Ukrainian investigators say unearthed secret ledgers show that Donald Trump's campaign manager Paul Manafort illegally received nearly $13 million in cash over a five-year period, The New York Times reports.
Manafort ran a consulting business in Ukraine in support of former President Viktor Yanukovych who was ousted in 2014. Ukraine's newly formed National Anti-Corruption Bureau said Manafort's name appeared 22 times in payment totaling $12.7 million in the so-called "Black Ledger," but also said there was no proof Manafort actually received the monies.
"We emphasize that the presence of P. Manafort's name in the list does not mean that he actually got the money, because the signatures that appear in the column of recipients could belong to other people," the Bureau said in a statement quoted by the Times.
Manafort's lawyer told the Times he had not received "any such cash payments."
Manafort also released a lengthy statement Monday blasting the Times report, accusing the news outlet of "purposefully" ignoring facts.
Regardless, Manafort's name on the hand-written documents adds another layer of mystery to his time in Ukraine and his involvement in the massive political and business machinations of the country.

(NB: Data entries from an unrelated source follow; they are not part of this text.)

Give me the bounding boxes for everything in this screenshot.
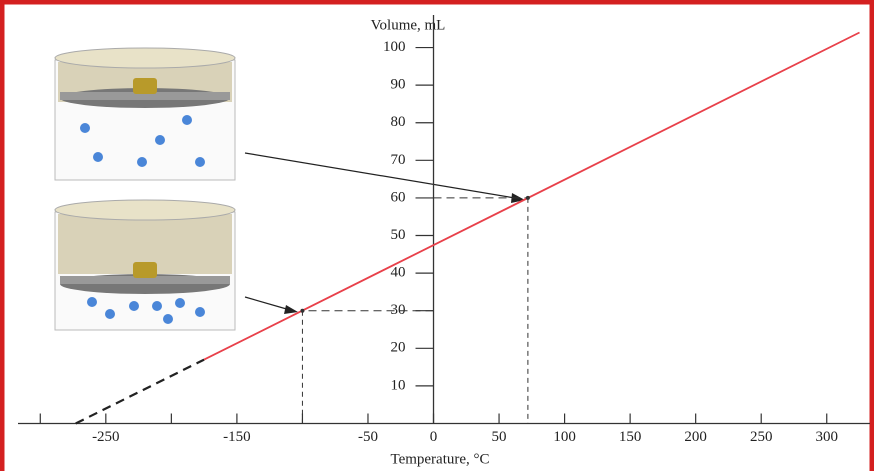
y-tick-label: 60 (391, 189, 406, 205)
y-tick-label: 20 (391, 340, 406, 356)
page: {"chart_data": {"type": "line", "y_label… (0, 0, 874, 471)
x-tick-label: 200 (684, 429, 707, 445)
y-tick-label: 50 (391, 227, 406, 243)
x-tick-label: 250 (750, 429, 773, 445)
x-tick-label: -50 (358, 429, 378, 445)
y-tick-label: 10 (391, 377, 406, 393)
y-tick-label: 30 (391, 302, 406, 318)
x-tick-label: 300 (815, 429, 838, 445)
y-tick-label: 90 (391, 77, 406, 93)
data-point (526, 196, 530, 200)
beaker-warm (55, 48, 525, 203)
y-tick-label: 70 (391, 152, 406, 168)
x-tick-label: -250 (92, 429, 120, 445)
x-tick-label: 150 (619, 429, 642, 445)
x-axis-label: Temperature, °C (390, 451, 489, 467)
data-line (76, 360, 204, 424)
x-tick-label: 0 (430, 429, 438, 445)
data-point (300, 309, 304, 313)
x-tick-label: -150 (223, 429, 251, 445)
x-tick-label: 100 (553, 429, 576, 445)
x-tick-label: 50 (492, 429, 507, 445)
beaker-cold (55, 200, 298, 330)
y-tick-label: 40 (391, 265, 406, 281)
y-tick-label: 100 (383, 39, 406, 55)
chart: Volume, mL Temperature, °C -250-150-5005… (0, 0, 874, 471)
y-tick-label: 80 (391, 114, 406, 130)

"He understood what was happening in Ukraine," Vitaliy Kasko, formerly with the general prosecutor's office in Kiev, told the Times. "It would have to be clear to any reasonable person that the Yanukovych clan, when it came to power, was engaged in corruption."
The Corruption Bureau says the monies funded a vast network of operatives intent on influencing elections and looting assets under the Yanukovych regime, the Times reported.
Buzz around the story took on a life of its own when former Trump campaign manager Corey Lewandowski tweeted out the story from the Times, according to The Hill.
Lewandowski, fired by the Trump campaign, has since found a home on CNN as a political commentator. Panned by critics for using the cable news home as a way to continue pressing Trump's cause, the tweet suggested ill-will remains with Manafort.